The Sage of Time and Chance is a work of fiction based on Ecclesiastes, the most skeptical book in the Bible. Ecclesiastes was written by a Hebrew sage called Koheleth who had the courage to wonder whether human beings were different from animals, and why the mind was limited in its ability to comprehend life. In The Sage of Time and Chance, Koheleth summons translators from all the corners of the Earth to review his provocative manuscript before he dies. The story is set in Jerusalem in the third century BCE, a peaceful period rich in cultural exchange and scholarship. Among the translators who come to the council are a monk from India, a Scythian warrior, and a shaman. Bitter rivalries and misunderstandings make reaching consensus difficult and dangerous. So also does the presence of actual translators of Ecclesiastes from the future, including Jerome (Latin) and Saadia ben Yosef (Arabic). The most unusual translator is a silent child who understands more than all the others what it means to be human--the essential question that drives Koheleth. Led by the child, Koheleth navigates around the pitfalls of cynicism and finds his way back to joy.
KEYS TO THE KINGDOM: Reflections on Music and the Mind Keys to the Kingdom: Reflections on Music and the Mind charts the course of an unusual odyssey. For nearly a decade, Kathleen Housley played piano with Katrina Withey, a gifted musician partially paralyzed from a stroke. To understand those times in their playing when disabilities disappeared in a shimmer of grace, Housley wrote brief reflections, turning to neuroscience and history for deeper insight. Some are as complex as a fugue. Others are as simple as a finger exercise on the C scale. Yet sounding throughout the reflections is a sublime theme-the importance of friendship. "I am certain I will return to this book many times-to prevent music from becoming solely intellectual, friendship simply casual, and life experiences reduced to a progression of day-to-day events.
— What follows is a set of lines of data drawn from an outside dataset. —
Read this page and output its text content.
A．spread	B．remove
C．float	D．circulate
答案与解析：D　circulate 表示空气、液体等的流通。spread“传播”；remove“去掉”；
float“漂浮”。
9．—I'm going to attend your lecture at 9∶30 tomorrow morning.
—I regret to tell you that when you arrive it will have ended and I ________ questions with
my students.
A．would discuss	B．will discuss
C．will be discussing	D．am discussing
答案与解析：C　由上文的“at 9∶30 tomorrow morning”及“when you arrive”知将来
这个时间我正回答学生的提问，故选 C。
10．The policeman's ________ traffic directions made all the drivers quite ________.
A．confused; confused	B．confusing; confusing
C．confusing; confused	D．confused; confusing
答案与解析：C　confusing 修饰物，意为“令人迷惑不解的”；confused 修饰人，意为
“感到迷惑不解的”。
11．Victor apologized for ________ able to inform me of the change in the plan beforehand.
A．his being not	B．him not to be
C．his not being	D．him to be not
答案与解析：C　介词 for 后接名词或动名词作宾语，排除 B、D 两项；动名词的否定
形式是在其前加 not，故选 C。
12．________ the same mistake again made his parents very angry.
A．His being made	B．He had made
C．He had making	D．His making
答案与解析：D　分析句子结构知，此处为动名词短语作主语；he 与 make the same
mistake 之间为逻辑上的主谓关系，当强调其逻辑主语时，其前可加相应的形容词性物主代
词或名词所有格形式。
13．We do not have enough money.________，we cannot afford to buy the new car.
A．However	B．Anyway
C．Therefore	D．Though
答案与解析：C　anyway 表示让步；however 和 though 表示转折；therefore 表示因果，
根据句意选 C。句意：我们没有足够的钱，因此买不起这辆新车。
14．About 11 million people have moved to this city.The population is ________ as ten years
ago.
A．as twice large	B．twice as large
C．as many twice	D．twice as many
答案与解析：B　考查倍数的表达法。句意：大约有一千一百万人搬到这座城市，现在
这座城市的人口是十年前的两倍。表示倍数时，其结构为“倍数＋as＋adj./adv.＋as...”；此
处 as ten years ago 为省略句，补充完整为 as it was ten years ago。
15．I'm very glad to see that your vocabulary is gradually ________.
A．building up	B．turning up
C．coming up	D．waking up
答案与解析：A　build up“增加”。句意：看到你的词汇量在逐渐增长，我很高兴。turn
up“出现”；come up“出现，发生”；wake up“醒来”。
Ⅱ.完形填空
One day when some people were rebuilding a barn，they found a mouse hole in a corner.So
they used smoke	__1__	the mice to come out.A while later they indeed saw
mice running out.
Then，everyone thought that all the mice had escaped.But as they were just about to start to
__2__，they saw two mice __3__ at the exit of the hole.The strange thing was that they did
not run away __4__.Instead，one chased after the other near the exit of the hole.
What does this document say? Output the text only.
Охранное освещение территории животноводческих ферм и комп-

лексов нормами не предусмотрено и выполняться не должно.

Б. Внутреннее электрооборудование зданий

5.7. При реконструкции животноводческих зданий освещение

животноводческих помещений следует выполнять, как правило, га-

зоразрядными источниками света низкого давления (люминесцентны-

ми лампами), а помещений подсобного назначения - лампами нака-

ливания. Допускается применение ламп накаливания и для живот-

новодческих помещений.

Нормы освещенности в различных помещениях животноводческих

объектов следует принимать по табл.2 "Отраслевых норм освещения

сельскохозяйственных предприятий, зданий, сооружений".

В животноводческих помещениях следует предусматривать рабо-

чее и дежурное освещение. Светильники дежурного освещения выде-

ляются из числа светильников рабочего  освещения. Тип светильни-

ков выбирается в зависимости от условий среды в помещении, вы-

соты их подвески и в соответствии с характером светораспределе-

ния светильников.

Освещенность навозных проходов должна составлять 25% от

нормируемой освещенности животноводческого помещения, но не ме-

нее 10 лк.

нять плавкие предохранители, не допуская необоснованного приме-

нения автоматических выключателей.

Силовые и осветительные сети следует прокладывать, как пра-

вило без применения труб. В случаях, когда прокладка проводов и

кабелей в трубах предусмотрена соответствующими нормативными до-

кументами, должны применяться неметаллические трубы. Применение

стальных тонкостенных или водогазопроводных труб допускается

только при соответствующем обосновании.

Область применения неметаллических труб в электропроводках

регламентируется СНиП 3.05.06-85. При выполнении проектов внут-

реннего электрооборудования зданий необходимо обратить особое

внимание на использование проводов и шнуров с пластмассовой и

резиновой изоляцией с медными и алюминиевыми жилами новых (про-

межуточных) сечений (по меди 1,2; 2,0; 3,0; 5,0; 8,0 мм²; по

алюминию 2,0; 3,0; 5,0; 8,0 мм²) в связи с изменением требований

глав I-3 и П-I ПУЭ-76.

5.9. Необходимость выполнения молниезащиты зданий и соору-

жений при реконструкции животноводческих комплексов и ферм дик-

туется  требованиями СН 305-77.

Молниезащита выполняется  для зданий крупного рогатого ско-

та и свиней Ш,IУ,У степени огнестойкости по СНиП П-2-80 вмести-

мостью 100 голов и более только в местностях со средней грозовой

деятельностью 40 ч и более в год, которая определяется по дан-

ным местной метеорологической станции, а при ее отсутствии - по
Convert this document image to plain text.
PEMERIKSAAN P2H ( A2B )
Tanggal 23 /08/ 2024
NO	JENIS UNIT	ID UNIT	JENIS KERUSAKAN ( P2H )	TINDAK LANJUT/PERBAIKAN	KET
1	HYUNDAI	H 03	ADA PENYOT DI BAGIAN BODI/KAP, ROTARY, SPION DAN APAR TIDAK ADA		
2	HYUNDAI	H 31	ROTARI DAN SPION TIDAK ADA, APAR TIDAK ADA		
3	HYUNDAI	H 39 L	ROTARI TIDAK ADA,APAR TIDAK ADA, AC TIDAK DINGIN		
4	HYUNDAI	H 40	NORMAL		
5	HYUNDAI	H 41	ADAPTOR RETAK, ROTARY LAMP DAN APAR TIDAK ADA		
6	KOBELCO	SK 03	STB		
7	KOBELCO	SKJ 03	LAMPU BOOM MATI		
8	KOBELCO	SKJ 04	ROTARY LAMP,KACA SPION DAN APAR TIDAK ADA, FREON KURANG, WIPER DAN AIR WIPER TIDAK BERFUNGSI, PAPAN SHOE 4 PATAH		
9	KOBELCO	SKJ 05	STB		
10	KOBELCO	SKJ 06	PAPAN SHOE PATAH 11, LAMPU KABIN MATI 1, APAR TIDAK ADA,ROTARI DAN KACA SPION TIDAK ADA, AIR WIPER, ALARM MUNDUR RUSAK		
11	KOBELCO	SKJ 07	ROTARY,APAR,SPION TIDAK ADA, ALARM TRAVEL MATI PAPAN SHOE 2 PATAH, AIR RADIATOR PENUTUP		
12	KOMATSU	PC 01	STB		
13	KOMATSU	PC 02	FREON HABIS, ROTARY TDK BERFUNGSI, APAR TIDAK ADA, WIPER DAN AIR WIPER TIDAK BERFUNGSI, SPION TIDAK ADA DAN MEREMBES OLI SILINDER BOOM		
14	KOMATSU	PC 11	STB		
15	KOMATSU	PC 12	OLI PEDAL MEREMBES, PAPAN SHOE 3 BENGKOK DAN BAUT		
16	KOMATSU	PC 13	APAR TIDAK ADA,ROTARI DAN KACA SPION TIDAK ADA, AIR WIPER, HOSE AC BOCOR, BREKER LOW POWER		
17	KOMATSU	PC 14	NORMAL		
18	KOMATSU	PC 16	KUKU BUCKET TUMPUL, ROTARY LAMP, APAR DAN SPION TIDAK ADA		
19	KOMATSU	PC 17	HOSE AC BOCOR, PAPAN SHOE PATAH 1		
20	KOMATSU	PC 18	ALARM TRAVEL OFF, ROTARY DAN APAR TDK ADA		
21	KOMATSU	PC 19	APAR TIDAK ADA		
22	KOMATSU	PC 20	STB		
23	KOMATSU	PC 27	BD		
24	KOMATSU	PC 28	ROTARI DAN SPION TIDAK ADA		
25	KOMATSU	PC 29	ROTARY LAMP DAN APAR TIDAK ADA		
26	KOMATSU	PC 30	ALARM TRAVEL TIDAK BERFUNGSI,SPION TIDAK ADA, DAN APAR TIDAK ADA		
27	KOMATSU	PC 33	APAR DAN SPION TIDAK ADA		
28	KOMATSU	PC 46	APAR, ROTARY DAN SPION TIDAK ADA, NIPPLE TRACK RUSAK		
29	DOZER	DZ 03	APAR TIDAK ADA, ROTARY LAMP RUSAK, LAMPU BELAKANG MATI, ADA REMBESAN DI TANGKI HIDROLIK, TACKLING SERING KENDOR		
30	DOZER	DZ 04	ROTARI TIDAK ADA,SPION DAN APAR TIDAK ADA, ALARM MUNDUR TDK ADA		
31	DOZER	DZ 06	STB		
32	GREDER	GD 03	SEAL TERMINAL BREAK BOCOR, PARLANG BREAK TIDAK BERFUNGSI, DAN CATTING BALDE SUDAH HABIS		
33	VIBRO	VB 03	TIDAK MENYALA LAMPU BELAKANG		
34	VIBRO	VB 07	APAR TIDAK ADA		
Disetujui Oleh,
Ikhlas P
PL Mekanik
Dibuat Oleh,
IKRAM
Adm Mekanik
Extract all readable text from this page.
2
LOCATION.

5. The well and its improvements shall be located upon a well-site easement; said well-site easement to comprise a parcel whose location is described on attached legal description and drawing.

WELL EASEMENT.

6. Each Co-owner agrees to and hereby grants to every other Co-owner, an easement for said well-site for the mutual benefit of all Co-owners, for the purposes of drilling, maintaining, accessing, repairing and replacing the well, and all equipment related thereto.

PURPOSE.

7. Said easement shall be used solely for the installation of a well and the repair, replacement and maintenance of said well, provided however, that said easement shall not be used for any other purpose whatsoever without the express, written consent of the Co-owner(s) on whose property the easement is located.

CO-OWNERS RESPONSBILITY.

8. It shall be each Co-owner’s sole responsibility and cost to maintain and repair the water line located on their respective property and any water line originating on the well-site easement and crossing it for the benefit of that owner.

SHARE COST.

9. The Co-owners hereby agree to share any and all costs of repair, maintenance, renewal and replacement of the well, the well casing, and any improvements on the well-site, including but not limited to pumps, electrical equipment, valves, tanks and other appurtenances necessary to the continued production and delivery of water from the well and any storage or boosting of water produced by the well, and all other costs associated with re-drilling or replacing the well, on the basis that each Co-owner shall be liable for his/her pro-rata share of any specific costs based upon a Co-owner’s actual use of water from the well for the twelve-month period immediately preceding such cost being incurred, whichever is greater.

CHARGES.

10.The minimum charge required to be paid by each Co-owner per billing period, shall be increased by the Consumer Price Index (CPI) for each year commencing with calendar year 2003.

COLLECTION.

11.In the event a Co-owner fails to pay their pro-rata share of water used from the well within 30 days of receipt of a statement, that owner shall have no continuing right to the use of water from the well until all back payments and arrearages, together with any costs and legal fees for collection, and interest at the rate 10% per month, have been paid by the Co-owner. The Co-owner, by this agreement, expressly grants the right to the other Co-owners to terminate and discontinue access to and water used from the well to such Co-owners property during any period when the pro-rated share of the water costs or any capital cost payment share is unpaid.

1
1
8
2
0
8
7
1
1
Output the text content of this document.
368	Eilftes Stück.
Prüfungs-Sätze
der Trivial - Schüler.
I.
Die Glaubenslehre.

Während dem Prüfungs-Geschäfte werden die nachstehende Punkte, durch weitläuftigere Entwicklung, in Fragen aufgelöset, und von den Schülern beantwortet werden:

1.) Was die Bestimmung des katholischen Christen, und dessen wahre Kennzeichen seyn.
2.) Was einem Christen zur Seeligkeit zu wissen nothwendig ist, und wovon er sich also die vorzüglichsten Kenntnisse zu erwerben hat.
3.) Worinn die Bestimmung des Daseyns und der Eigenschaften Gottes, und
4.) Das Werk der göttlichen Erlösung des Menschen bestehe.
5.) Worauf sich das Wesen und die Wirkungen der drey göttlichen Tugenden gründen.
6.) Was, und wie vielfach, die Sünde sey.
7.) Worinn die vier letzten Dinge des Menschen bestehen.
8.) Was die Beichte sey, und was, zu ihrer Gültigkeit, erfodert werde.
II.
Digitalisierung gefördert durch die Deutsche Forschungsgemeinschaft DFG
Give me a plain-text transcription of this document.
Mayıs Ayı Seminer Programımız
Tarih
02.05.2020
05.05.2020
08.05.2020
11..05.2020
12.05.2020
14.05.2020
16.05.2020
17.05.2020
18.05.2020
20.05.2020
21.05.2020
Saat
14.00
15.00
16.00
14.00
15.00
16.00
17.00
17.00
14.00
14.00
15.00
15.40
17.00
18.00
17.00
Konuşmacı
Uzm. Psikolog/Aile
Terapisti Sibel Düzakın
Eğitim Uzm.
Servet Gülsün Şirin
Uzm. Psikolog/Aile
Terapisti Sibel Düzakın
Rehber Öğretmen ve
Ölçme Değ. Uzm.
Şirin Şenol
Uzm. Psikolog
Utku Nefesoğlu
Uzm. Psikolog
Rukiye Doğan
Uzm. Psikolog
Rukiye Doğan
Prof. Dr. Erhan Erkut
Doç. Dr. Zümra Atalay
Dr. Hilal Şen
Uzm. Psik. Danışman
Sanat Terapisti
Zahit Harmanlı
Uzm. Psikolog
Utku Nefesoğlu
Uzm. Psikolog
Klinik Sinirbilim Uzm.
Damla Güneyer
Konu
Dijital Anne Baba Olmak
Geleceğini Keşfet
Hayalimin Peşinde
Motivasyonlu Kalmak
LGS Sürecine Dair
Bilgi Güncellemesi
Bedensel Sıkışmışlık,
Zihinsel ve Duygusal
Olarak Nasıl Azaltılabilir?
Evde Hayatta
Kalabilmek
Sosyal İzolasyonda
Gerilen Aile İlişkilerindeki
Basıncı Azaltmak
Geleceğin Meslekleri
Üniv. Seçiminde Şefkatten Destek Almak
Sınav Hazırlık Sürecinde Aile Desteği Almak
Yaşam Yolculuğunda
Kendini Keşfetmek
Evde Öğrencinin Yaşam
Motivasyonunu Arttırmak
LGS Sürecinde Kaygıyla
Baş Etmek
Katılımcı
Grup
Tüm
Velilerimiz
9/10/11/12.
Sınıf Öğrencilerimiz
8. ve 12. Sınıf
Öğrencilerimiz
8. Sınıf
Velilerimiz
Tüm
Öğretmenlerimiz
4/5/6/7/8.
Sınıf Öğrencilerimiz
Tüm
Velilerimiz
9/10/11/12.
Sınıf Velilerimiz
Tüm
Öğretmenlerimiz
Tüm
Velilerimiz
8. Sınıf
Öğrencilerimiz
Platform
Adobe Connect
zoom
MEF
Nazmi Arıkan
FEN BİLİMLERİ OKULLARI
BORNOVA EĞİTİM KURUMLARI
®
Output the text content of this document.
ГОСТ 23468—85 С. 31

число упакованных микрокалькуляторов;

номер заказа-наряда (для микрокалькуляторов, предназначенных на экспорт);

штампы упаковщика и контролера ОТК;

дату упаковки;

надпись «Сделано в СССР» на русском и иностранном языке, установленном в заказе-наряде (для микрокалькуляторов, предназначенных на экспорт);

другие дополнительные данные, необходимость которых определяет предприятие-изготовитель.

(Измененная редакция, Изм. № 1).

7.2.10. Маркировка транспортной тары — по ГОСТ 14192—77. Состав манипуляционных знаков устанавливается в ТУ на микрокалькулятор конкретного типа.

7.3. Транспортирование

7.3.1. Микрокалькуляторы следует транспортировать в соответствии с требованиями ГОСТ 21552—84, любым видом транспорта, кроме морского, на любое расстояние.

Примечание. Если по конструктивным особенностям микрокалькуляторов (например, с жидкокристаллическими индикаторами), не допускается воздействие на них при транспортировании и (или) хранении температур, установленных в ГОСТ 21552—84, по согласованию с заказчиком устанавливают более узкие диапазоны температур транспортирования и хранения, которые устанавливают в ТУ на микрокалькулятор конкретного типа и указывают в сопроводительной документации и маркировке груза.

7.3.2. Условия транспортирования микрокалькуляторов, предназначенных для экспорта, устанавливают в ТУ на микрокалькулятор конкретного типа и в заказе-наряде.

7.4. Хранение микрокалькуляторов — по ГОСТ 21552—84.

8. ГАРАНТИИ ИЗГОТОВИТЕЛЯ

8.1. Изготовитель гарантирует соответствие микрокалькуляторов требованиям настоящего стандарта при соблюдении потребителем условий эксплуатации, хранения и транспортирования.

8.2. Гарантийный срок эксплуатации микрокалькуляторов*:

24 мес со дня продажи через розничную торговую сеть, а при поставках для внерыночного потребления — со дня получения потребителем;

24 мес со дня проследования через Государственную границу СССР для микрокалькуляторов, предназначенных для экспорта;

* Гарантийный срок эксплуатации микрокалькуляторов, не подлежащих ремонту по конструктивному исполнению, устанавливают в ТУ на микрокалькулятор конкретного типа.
Each chapter is a fresh and enlighteninglook at the power of music throughout time, and a moving glimpse into evoking the eternal power between friends." Pamela J. Perry, D.M.A., Professor of Music, Central Connecticut State University "Kathleen Housley has written a sensitive account of friendship, courage, and the power of music to unite and heal. Her observations are sealed with a light touch of metaphors, never too much, always growing from the real experience." Richard T. Lee, Ph.D., Professor Emeritus of Philosophy, Trinity College "Keys to the Kingdom is more than an inspirational story. It brilliantly connects neurology, music, language, and the overall sense of being. All rehabilitation specialists should read this book to appreciate the holistic nature of recovery and well-being." Mary Purdy, Ph.D., Department of Communication Disorders, Southern Connecticut State University Kathleen L. Housley is the author of four books of non-fiction and one book of poetry. She has written for numerous journals including Image, Isotope, The Christian Century, and Ars Medica.